Laura Dhaese Collaboratrice Knackweekend.be

Sous tutelle des Nations-Unies, les deux dirigeants chypriotes Mustafa Akinci du côté turc, et le Grec Nicos Anastasiades cherchent une nouvelle fois une solution pour mettre fin à la division de leur île. Comme ils restent tous deux sur leurs positions, les négociations risquent de se révéler difficiles.

Ce mercredi 28 juin, les leaders se sont réunis une nouvelle fois pour chercher une solution fédérale à la division de leur île. La rencontre a eu lieu dans le cadre d’une conférence à Genève organisée par les Nations-Unies.

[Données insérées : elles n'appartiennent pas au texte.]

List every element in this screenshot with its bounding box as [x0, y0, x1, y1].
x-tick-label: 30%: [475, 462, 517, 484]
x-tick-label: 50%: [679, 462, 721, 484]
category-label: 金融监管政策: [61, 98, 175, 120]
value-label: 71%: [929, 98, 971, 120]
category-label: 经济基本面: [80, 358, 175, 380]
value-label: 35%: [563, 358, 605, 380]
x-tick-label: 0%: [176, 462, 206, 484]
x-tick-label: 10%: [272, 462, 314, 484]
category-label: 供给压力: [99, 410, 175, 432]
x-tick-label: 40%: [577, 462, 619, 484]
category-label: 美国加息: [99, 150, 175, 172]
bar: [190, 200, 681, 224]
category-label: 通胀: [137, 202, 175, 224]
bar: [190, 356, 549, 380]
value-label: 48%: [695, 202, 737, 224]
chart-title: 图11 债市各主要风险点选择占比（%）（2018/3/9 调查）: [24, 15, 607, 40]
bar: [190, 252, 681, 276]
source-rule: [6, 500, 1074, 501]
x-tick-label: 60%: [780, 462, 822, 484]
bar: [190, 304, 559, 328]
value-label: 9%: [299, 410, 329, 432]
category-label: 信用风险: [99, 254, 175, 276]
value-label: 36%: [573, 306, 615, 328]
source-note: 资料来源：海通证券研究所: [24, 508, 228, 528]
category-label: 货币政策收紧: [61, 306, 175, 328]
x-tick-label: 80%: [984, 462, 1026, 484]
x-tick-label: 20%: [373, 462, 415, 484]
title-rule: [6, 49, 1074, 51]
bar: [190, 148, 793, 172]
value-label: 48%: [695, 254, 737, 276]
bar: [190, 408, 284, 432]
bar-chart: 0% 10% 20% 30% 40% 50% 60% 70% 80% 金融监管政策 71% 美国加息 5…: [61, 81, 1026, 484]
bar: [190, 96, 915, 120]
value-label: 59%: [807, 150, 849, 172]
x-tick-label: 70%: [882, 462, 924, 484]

Bien qu’un accord n’ait jamais été autant à portée de main, on s’attend à ce que les négociations ne se passent pas sans difficulté.

Les Chypriotes turcs souhaitent une présidence tournante et les Chypriotes grecs exigent le retrait des troupes turques au nord du pays. Les deux partis refusent d’accéder aux souhaits principaux de l’autre, ce qui complique les négociations de paix.

Deux zones, une capitale divisée et une ligne verte à travers le pays. Voilà à quoi ressemble Chypre depuis l’invasion de la Turquie en 1974. En un clin d’oeil, 180 000 personnes se sont vues obligées de quitter leurs maisons. Alors que les Chypriotes grecs fuyaient vers le sud, les Turcs se sont installés en Chypre du Nord.

L’invasion turque a fait des milliers de victimes dans les deux camps et aujourd’hui il y a toujours 2000 disparus. Depuis, le pays se compose d’une partie grecque, membre de l’Union européenne depuis 2004, et une partie turque uniquement reconnue par la Turquie, mais considérée au niveau international comme une zone occupée.

Malgré les nombreuses tentatives de réconciliation, Chypre est toujours le seul pays européen à posséder une capitale divisée. Dans la rue Ledra, une rue commerciale très fréquentée, on traverse soudain la frontière et les différences de culture sautent aux yeux. Les textes de graffiti et les manifestations spontanées indiquent que le conflit à Nicosie trouble les habitants. Des militants aspirent à une solution et des organisations de bénévoles qui tentent de rassembler des gens deux côtés.

Unite Cyprus Now

« L’initiative citoyenne Unite Cyprus Now permet aux Chypriotes turcs et grecs de lutter pour la fin d’une Chypre divisée », raconte Esra Aygin. Elle est l’une des rares journalistes qui travaillent tant pour les médias chypriotes turcs que chypriotes grecs. À côté de son emploi officiel, elle s’engage activement pour le groupe d’action.

Esra Aygin
Esra Aygin© Laura Dhaese

« À l’aide de manifestations quotidiennes dans la zone tampon, nous voulons montrer notre façon de gérer la situation chypriote. Les manifestations y appellent à une amélioration et plaident en faveur d’une Chypre réunifiée. D’après nous, c’est la meilleure solution pour rendre stable la situation sur l’île. »

Dimitriou Ntinos, l’un des manifestants, a sa propre vision de la situation. « Dans l’armée grecque chypriote, il y a une règle principale : « Si vous voyez un Turc en zone dangereuse, ne posez pas de questions et abattez-le. » Les Chypriotes turcs font d’ailleurs exactement la même chose. »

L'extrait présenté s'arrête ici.